A lista de trinta e três livros, que venho anunciando há quarenta anos, não é exclusiva, restritiva ou proibitiva; o número trinta e três é o número-chave da atividade, da vida... ...Não incluí nela os títulos dos romances que nunca escreverei... ...Também encontram-se relacionados os dez volumes de Notre pain quotidien, que já estão escritos, mas que deixei em diversas caixas-fortes em bancos da América do Sul e que, se Deus quiser, serão encontrados por acaso algum dia - os papéis não estão assinados e foram depositados com um nome falso. Também incluí um grupo de poemas que amo mais do que os meus próprios olhos mas que não me decidi a publicar - não por timidez ou orgulho, mas por amor. E tem os livros que estavam escritos, prontos para publicação, mas que eu queimei para a infinita tristeza de meus editores: por exemplo, La vie et Ia mort du soldat inconnu, em cinco volumes. E, por fim, há os bastardos, as larvas e os abortos que provavelmente nunca virei a escrever.

- Conhecia Sinclair Lewis também, não é?

...Ele me mandou um recado dizendo que precisava me encontrar urgentemente. Pedi-lhe que viesse ao estúdio, mas ele me disse que estava resfriado, não gostava de filmes e que, de qualquer forma, não tinha tempo, porque partia para Estocolmo na manhã seguinte, para receber o Prêmio Nobel... ...A porta do banheiro estava entreaberta e a água quente corria pelo corredor. Entrei. A banheira estava transbordando e as torneiras abertas ao máximo. Dois pés, ostentando sapatos finos, novíssimos, pendiam para fora da banheira e, no fundo, um homem de smoking estava se afogando. Foi esse o Sinclair Lewis que conheci. Puxei-o para fora, tirando-o daquela posição infeliz e foi assim que salvei sua vida...
 No dia seguinte eu o coloquei no trem - ele nem sequer me pagou um drinque. É verdade que estava com uma ressaca e tanto, e que provavelmente não queria saber de bebida, ou, talvez, tivesse feito um juramento de nunca mais beber.  Mas promessa de bêbado não vale nada, você sabe.

- Não disse uma vez que se fortalece no amor e na solidão?

Na verdade, os artistas vivem ao lado, à margem da vida e da humanidade; é por isso que são grandes demais ou pequenos demais.

- À margem da humanidade? Então não se considera um artista?  

Não. Já tive trinta e seis profissões e estou pronto para começar outra coisa inteiramente diferente amanhã mesmo.

- E qual a sua opinião sobre Jean-Paul Sartre?

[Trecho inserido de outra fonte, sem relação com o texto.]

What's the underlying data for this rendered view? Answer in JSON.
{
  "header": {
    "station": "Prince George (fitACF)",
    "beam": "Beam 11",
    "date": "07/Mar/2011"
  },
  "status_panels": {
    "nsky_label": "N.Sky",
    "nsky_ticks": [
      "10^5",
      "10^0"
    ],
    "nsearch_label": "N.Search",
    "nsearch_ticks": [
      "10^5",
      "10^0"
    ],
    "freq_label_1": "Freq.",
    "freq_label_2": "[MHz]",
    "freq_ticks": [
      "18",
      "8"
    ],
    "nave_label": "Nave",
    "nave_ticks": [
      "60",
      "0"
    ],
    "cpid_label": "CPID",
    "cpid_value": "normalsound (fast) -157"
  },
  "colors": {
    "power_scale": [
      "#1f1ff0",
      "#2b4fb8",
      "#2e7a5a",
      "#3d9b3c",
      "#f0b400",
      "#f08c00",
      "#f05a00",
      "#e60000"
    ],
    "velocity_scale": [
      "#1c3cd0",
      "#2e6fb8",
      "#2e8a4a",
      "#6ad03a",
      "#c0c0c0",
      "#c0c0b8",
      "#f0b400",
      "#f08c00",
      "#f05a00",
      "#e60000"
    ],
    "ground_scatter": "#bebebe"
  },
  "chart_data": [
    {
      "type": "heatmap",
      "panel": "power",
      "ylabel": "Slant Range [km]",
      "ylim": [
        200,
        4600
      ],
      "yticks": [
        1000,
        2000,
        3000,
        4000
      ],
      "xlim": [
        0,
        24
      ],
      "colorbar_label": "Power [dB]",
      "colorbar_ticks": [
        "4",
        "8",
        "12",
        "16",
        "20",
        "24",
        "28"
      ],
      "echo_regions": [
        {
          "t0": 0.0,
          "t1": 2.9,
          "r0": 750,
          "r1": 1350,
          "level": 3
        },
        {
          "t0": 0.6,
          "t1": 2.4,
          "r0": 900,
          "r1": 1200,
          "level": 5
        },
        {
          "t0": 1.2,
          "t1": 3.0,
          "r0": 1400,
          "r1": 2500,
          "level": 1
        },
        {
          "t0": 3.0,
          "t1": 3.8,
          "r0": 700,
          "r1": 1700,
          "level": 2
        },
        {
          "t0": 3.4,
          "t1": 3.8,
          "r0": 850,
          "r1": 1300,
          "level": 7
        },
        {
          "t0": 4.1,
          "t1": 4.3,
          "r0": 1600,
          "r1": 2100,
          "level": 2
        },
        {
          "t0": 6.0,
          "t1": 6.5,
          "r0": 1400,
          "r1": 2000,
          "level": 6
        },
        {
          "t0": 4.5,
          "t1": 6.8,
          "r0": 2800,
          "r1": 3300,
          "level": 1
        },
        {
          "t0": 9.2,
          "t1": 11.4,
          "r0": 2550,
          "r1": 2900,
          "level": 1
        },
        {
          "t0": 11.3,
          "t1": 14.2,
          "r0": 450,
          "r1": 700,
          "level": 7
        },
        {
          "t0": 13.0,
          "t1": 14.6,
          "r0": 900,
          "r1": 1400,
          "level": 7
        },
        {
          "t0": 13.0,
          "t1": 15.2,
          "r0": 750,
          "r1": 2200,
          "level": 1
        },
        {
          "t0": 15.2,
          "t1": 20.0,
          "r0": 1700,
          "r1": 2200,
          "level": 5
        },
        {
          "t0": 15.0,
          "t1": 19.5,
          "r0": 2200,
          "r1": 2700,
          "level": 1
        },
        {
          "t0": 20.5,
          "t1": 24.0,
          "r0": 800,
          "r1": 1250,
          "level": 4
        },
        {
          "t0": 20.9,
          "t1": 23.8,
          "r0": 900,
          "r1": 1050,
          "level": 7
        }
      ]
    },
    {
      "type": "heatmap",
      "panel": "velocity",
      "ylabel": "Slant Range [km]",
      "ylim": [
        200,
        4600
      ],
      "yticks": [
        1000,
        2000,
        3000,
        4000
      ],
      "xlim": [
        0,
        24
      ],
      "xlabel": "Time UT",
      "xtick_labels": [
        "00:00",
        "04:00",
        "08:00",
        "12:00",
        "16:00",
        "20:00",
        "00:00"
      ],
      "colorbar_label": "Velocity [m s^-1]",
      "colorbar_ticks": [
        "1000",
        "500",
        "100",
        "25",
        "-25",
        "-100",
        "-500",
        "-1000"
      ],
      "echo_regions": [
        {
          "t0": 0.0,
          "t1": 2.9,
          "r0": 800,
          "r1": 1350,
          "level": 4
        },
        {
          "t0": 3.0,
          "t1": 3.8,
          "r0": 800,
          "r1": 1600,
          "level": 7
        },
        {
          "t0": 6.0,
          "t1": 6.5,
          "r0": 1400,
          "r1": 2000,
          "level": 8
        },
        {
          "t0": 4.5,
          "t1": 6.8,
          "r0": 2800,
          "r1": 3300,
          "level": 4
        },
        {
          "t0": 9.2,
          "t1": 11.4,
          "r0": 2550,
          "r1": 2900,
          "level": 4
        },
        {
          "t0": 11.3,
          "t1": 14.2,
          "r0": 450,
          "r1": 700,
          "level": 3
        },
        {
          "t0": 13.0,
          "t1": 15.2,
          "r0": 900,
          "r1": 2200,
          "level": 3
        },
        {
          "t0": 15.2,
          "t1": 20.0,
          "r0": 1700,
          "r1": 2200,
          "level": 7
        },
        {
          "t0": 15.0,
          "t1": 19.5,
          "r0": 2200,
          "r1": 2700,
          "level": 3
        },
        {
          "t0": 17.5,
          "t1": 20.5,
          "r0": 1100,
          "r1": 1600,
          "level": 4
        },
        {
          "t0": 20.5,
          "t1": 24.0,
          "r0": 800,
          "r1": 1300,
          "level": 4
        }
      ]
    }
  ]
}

...Existencialismo? Quanto à doutrina filosófica, foi Schopenhauer quem, nos colocou em guarda contra os professores de filosofia que, depois de completar seus estudos formais, meditam, escrevem, pensam, rabiscam mani­festos - e Sartre é um professor... ...Os escritores jovens de hoje - encontrei muitos deles desde minha volta a Paris e me pergunto o que os torna especificamente existencialistas. Será por que eles se disfarçam toda noite para ir a Saint-Germain-des-Pres da mesma maneira que seus pais se vestiam toda noite para freqüentar a sociedade ou ir ao clube? Isso é um modismo que vai passar, que já passou. Não me deixo levar pelo barulho de um desfile. Mas o mundo se entedia consigo mesmo. O cinema, o radio, a televisão...  A verdade é que muito poucas pessoas sabem viver e aquelas que aceitam a vida como ela é são ainda mais raras.